Time-Dependent Diffusion−Migration at Cylindrical and Spherical Microelectrodes: Steady- and Quasi-Steady-State Analytical Solution Can Be Used under Transient Conditions

Abstract

Mass transport at cylindrical and spherical microelectrodes involving diffusion and migration is analyzed by means of numerical simulation under transient conditions. The origin of the intrinsic difficulties encountered during the numerical solution of the diffusion-migration equations using implicit finite differences are outlined, especially for the particular case when the number of electrons transferred equals the charge number of the electroactive species. The numerical results for transient conditions have been compared to the general analytical solutions for the current enhancement or diminishment due to migration under steady- and quasi-steady-state conditions at 1D geometry microelectrodes (Amatore, C.; Fosset, B.; Bartelt, J.; Deakin, M. R.; Wightman, R. M. J. Electroanal. Chem. 1988, 256, 255-268).
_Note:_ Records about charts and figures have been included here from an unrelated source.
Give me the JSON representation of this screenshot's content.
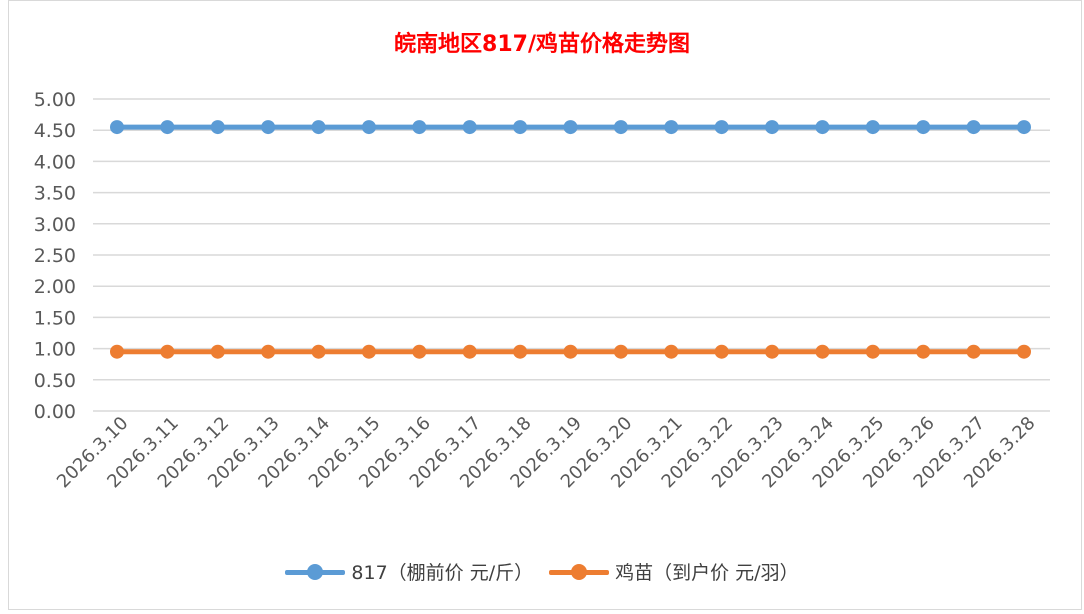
{
  "chart_data": {
    "type": "line",
    "title": "皖南地区817/鸡苗价格走势图",
    "xlabel": "",
    "ylabel": "",
    "ylim": [
      0,
      5
    ],
    "yticks": [
      "0.00",
      "0.50",
      "1.00",
      "1.50",
      "2.00",
      "2.50",
      "3.00",
      "3.50",
      "4.00",
      "4.50",
      "5.00"
    ],
    "categories": [
      "2026.3.10",
      "2026.3.11",
      "2026.3.12",
      "2026.3.13",
      "2026.3.14",
      "2026.3.15",
      "2026.3.16",
      "2026.3.17",
      "2026.3.18",
      "2026.3.19",
      "2026.3.20",
      "2026.3.21",
      "2026.3.22",
      "2026.3.23",
      "2026.3.24",
      "2026.3.25",
      "2026.3.26",
      "2026.3.27",
      "2026.3.28"
    ],
    "series": [
      {
        "name": "817（棚前价 元/斤）",
        "color": "#5b9bd5",
        "values": [
          4.55,
          4.55,
          4.55,
          4.55,
          4.55,
          4.55,
          4.55,
          4.55,
          4.55,
          4.55,
          4.55,
          4.55,
          4.55,
          4.55,
          4.55,
          4.55,
          4.55,
          4.55,
          4.55
        ]
      },
      {
        "name": "鸡苗（到户价 元/羽）",
        "color": "#ed7d31",
        "values": [
          0.95,
          0.95,
          0.95,
          0.95,
          0.95,
          0.95,
          0.95,
          0.95,
          0.95,
          0.95,
          0.95,
          0.95,
          0.95,
          0.95,
          0.95,
          0.95,
          0.95,
          0.95,
          0.95
        ]
      }
    ],
    "grid": true,
    "legend": "bottom"
  }
}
This yields that the analytical limiting currents are applicable, within experimental error, to the analysis of transient diffusion-migration current responses at microelectrodes of cylindrical and spherical geometries except extremely short times after the application of the potential step, i.e., when current measurements are anyway already corrupted by ohmic drop when the supporting electrolyte concentration is low. Also, this confirms that the current enhancements or diminishments due to migration are identical for both electrode geometries when steady- or quasi-steady states are approached and do not drastically differ even under transient regimes.